500円といえば、最近近所のお肉屋さんで買い物したとき、「これ、500円玉じゃないみたいだけど」と出したばかりの硬貨を差し戻された。えっと思ってよく見ると、「500円」と刻印されてはいるが、顔つきが違う。「南極地域観測50年」「平成19年」とあり、最近発行された記念硬貨のよう。「これ、本物ですよね。わざわざ、ニセモノでこんなもの作らないですよね」。いつの間にわたしの財布に紛れ込んだのか、なんだか手品みたい。「記念になるから取っとこっかな」と言うと、「それがいいよ。ね、ね」と店のおじさんが熱心に後押しする。またおつりを返すときに問答になるのが面倒なのかもしれない。押し付けられる形になると、あんまりうれしくないものに思えてしまう。人がありがたがるものをありがたいと思う気持ちが値打ちを底上げするんだなあと実感。

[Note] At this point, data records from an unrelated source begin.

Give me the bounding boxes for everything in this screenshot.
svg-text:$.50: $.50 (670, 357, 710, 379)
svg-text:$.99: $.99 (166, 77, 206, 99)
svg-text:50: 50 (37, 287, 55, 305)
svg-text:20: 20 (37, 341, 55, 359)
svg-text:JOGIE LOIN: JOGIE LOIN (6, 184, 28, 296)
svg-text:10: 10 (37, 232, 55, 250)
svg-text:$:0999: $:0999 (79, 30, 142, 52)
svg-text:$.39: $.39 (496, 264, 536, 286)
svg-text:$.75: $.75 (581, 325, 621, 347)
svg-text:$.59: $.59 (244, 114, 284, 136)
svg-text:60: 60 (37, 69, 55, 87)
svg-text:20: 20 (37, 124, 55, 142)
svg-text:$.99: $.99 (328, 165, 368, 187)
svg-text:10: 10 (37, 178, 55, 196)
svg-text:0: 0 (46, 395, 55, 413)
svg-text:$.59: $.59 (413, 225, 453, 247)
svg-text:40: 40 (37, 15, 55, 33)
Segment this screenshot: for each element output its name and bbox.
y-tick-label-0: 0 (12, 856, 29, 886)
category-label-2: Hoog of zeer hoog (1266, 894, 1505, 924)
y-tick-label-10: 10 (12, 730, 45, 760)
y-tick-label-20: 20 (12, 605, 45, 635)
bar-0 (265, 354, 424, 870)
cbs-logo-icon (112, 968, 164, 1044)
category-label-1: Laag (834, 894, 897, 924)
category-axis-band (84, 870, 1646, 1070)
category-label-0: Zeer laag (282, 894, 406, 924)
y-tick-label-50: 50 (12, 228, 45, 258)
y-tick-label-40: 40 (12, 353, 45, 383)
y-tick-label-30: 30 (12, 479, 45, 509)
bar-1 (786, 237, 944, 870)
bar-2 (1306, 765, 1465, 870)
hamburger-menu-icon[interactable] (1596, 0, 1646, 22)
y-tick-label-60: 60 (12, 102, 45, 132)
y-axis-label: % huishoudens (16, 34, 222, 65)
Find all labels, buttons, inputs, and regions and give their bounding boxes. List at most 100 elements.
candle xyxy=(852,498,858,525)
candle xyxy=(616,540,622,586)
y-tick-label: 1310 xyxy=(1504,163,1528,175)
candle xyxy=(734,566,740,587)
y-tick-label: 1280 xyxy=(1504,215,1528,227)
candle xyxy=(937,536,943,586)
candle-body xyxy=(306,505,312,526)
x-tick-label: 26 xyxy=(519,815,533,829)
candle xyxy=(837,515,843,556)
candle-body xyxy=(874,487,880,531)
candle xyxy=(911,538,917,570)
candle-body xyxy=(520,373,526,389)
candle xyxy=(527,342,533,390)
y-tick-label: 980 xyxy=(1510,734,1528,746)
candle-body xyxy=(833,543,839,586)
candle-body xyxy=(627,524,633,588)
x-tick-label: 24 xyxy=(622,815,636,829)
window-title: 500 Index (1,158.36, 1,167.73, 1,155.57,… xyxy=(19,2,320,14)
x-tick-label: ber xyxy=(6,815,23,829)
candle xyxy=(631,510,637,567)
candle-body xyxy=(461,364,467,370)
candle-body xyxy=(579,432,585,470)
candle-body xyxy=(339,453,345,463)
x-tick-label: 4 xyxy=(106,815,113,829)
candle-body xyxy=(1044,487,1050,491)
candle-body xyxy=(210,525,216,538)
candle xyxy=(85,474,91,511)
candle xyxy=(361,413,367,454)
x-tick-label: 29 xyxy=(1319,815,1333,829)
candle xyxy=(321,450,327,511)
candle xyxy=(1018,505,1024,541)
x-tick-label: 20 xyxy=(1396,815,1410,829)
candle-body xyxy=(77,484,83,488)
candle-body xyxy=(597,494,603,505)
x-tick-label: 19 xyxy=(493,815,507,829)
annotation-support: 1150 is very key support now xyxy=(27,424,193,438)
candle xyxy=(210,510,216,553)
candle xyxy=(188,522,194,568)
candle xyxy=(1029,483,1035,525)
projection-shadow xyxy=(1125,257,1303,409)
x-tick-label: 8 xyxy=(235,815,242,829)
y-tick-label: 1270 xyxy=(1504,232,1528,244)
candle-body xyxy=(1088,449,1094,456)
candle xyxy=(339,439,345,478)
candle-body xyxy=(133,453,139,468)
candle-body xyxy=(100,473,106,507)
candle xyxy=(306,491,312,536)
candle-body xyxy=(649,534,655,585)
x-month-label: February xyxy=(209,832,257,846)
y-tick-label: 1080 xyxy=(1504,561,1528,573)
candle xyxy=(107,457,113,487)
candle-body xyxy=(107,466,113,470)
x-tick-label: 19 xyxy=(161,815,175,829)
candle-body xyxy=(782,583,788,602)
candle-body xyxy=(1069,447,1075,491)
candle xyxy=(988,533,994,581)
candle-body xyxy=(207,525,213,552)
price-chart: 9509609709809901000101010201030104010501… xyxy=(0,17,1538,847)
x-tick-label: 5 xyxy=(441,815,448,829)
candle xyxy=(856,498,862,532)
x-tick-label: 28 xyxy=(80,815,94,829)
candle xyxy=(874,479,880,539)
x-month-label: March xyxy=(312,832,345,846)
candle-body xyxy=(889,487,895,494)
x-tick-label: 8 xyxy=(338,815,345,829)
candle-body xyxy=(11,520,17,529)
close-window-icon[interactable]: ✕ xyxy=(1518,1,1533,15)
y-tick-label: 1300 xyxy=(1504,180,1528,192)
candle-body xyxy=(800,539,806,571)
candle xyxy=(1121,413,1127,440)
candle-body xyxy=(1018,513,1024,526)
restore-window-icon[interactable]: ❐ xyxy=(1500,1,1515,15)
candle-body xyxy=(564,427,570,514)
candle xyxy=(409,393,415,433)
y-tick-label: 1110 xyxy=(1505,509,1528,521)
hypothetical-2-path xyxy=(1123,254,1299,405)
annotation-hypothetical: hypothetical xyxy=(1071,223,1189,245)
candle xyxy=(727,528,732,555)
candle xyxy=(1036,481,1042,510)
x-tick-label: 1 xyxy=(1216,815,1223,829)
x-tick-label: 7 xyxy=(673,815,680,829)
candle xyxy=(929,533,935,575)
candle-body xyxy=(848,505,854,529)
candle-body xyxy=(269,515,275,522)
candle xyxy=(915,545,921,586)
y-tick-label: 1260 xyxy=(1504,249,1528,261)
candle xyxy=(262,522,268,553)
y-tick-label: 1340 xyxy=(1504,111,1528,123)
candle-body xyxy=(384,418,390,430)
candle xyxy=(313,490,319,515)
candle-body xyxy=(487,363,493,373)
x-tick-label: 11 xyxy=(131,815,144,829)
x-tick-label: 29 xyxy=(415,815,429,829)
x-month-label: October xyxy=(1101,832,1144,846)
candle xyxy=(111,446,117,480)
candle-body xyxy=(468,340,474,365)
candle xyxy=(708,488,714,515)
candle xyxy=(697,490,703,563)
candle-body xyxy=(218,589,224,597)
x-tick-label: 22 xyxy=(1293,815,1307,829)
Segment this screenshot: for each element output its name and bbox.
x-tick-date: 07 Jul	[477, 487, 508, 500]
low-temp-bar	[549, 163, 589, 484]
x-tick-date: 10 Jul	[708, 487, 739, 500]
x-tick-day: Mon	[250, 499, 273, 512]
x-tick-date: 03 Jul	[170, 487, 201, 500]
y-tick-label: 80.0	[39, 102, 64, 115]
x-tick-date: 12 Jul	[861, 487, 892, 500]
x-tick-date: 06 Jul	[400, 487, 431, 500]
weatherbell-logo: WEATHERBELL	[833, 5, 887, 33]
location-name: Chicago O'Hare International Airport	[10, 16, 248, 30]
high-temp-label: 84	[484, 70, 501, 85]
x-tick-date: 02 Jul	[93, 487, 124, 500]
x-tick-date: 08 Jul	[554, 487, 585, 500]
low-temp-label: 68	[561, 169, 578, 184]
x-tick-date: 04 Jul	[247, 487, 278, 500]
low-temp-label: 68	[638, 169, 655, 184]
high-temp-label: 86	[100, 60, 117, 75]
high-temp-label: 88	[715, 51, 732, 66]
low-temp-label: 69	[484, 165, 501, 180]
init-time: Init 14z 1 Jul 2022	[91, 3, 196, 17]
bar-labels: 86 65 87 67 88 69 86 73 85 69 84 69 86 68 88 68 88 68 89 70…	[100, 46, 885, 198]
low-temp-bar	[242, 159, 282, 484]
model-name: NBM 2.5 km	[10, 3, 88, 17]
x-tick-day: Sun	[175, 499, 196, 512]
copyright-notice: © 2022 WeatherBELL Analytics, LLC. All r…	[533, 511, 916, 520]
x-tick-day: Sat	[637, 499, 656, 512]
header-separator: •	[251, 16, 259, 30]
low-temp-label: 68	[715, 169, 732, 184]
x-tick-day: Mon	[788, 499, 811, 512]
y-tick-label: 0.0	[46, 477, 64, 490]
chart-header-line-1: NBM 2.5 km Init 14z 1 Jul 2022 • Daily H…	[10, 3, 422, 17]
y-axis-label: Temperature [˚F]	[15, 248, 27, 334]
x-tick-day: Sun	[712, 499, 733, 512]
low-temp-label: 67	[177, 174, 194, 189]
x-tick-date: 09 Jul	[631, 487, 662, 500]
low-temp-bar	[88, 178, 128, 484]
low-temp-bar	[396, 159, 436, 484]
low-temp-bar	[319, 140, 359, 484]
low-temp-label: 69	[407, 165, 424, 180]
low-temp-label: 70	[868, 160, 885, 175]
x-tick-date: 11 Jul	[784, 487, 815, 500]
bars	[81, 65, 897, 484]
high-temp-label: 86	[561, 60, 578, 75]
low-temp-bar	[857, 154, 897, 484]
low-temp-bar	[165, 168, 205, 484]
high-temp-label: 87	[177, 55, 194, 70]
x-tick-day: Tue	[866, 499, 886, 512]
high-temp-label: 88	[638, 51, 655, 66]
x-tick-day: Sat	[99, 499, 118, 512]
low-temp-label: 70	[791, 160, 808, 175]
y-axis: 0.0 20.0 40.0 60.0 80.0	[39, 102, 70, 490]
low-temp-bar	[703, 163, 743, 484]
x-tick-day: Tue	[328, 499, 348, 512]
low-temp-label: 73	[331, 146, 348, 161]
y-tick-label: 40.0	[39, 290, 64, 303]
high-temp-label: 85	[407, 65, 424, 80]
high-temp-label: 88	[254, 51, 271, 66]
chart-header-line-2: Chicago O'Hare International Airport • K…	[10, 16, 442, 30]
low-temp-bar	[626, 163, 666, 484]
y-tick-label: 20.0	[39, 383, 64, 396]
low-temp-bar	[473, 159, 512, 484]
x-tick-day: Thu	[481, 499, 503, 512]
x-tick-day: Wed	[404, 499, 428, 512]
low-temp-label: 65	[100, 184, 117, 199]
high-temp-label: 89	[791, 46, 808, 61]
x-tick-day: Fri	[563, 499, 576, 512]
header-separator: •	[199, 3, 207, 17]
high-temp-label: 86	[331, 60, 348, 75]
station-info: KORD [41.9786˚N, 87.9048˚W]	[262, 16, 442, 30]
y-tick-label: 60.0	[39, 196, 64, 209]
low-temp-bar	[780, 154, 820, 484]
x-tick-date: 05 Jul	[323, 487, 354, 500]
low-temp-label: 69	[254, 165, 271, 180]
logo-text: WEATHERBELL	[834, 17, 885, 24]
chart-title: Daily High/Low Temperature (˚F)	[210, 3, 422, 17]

持ち帰った記念硬貨の500円玉は、まだそんなに人の手を経てないようで、ぴかぴかしている。絵柄の二頭の犬は観測犬のタロウとジロウだろうか。昨年リメイク版が作られた映画『南極物語』のオリジナル版は、わたしが人生で最初に観た映画十本の中に入るひとつ。まだ小学生だったと思うが、買ったパンフレットをすみずみまで読んだのを覚えている。いくつかの場面は今でもくっきりと思い出せる。大人になると、映画を観ている途中にふと他のことを考えてしまったり、ある場面を見て別な作品を連想したりしてしまうけれど、子どもの頃は目を見開き、耳を澄まし、全神経を集中させて映画の世界に入り込んでいたのだろう。